L'eterno tabù delle bandiere  dietro la scrivania

S e un pianista vi dicesse di essere un ottimo conoscitore della musica, non avreste motivo di dubitare. Ma se poi aggiungesse di sentirsi un ottimo direttore d'orchestra potreste sollevare il sopracciglio: son mestieri diversi, servono studio, competenza, esercizio, non solo conoscenza. I nostri calciatori sono pianisti, e troppo spesso si sentono anche direttori d'orchestra, una volta chiuso con il gioco. Per sintetizzare: non vale il siamo tutti Boniperti. Il presidentissimo della Juve è stato unico nel genere, non irripetibile se i calciatori di oggi pensassero meno ai social e più allo studio delle materie che aiutano a non improvvisarsi manager. Fabio Capello venne mandato a scuola da Berlusconi e, per qualche anno, apprese l'arte e la mise da parte, senza poi riutilizzarla. Probabilmente avrebbe avuto successo.
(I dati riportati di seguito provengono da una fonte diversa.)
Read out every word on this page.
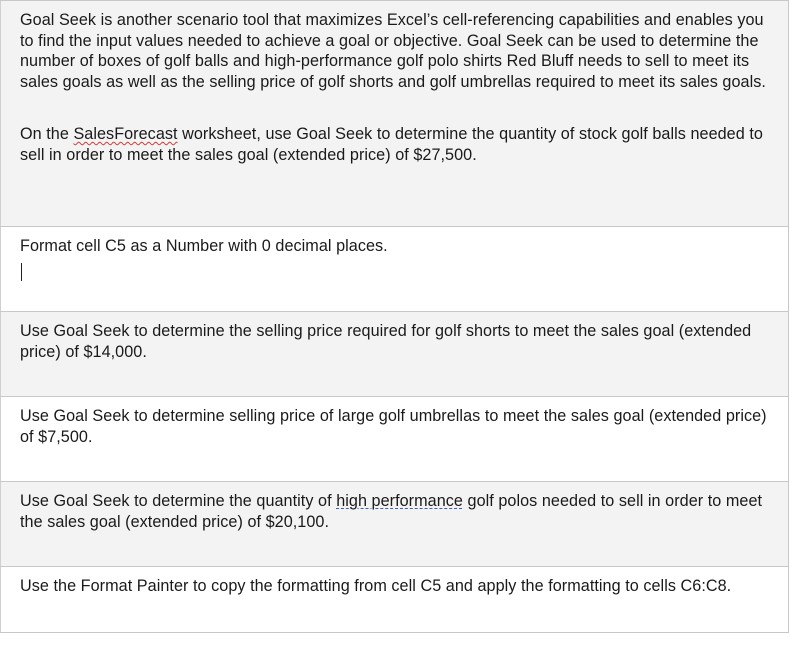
Goal Seek is another scenario tool that maximizes Excel’s cell-referencing capabilities and enables you to find the input values needed to achieve a goal or objective. Goal Seek can be used to determine the number of boxes of golf balls and high-performance golf polo shirts Red Bluff needs to sell to meet its sales goals as well as the selling price of golf shorts and golf umbrellas required to meet its sales goals.
On the SalesForecast worksheet, use Goal Seek to determine the quantity of stock golf balls needed to sell in order to meet the sales goal (extended price) of $27,500.

Format cell C5 as a Number with 0 decimal places.

Use Goal Seek to determine the selling price required for golf shorts to meet the sales goal (extended price) of $14,000.

Use Goal Seek to determine selling price of large golf umbrellas to meet the sales goal (extended price) of $7,500.

Use Goal Seek to determine the quantity of high performance golf polos needed to sell in order to meet the sales goal (extended price) of $20,100.

Use the Format Painter to copy the formatting from cell C5 and apply the formatting to cells C6:C8.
Non stiamo parlando del tradursi in procuratore o allenatore, magari direttore tecnico perché così i giocatori li scelgo io, che conosco bene il calcio. No, il pallone ha prodotto bandiere da sventolare: Facchetti, Baresi, Bettega, Del Piero, ora aggiungete Totti e la trafila dei campioni del cuore, ma fatica a trovare calciatori-dirigenti, veri manager in grado di condurre un club, se non una federazione. Negli altri sport qualcuno ce l'ha fatta. Nel calcio Giorgio Chinaglia provò a diventare presidente della Lazio. Dino Zoff fu presidente bandiera, come Facchetti. Mazzola e Rivera cercarono di tener la rotta per Inter e Milan, eppure tutto è finito nel dissolversi davanti a bilanci e competenze. Demetrio Albertini si è provato in federazione: senza incidere. Nedved lavora dietro le quinte. Oggi il Milan propone Paolo Maldini e Zvone Boban. Ma Paolo non ha alcuna esperienza, Boban se la sta costruendo: ha messo piede nella Fifa, difficile pensare non abbia messo testa nello studio della professione. Il giocatore bandiera non si ammaina mai, ma il giocatoredirigente non nasce innanzitutto nella testa dei calciatori. Colpa del nostro mondo del pallone o della impreparazione mentale, culturale, sociale, personale degli ex giocatori? Chiellini si è appena laureato e forse insegnerà qualcosa a tanti. Buffon poteva instradarsi alla dirigenza (Juve), ma per un paio di anni avrebbe dovuto sbuffare, soffrire, caricarsi dell'umiltà dello studente. Il caso Totti dice che gli ex cercano strade facili.

Sennò fanno gli offesi, dimenticando che i padroni non fanno gli 'O fessi.